Must we talk about the lyrics? It will not surprise you to learn that a song titled "Every Teardrop is a Waterfall" does not hold up well to textual analysis. As darkness is to Conrad, light is to Martin: He is pathologically incapable of writing two stanzas without multiple references to lights, stars, skies, or other bright shiny things guiding him, always, "home." In the first two verses of "Every Teardrop," we get two lights, one heaven, and one morning (Coldplay bingo!). There are "cathedrals in my heart," and "every siren is a symphony," and it's all pretty horrible if you stop and think about it. But the point is, don't stop and think about it. Martin's words are more like percussion than prose, marking time, filling space, distinguishing verses and choruses.

Listening to Coldplay for the lyrics is like reading a book for the page numbers. Insist on doing so and you're missing the real work. Everything that Coldplay does is big. Even the "small" songs are stadium anthems. But the crux of Coldplay's talent--yes, talent--is subtler than the music sounds. It is, very simply, melody. Or better yet, finding the balance between predictability and surprise that characterizes most successful melodies. Hundreds of bands play wistful choruses over the same four chords and don't get much further than the garage or local bar. Most of them fail because their melodies are crap.

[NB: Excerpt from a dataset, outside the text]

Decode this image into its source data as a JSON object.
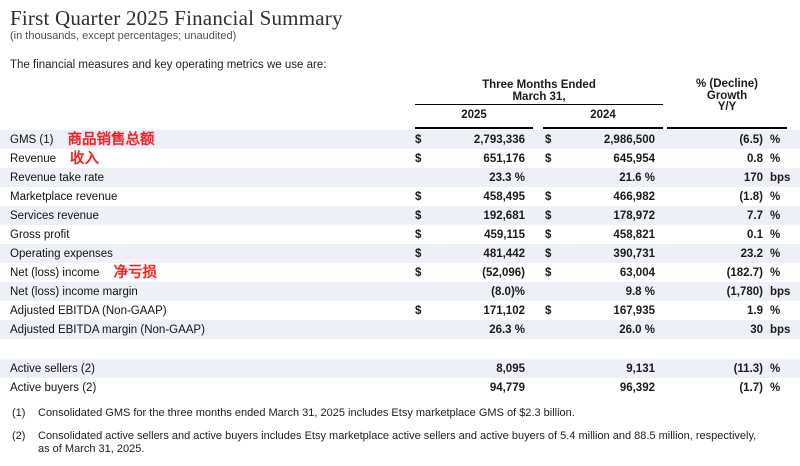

Chris Martin might be a soggy trunk of sap, but he is genetically incapable of writing abstruse melodies. They draw clear lines. They take a shape. They pose a question, and they give a satisfying answer. They open the chord and resolve the fleeting dissonance, and it's all done deftly enough that the hook comes into focus just as it's ending.

Is this song any good? It's a Coldplay song--a carefully orchestrated, melodically solid, hands-to-the-sky, all-around rousing rock anthem about, literally, crying. Does that make any sense? Of course not. Is that description abhorrent to you? Me, too. Which is why I'm carefully monitoring the volume on my earphones to make sure nobody hears me hitting the repeat button again, and again, and again.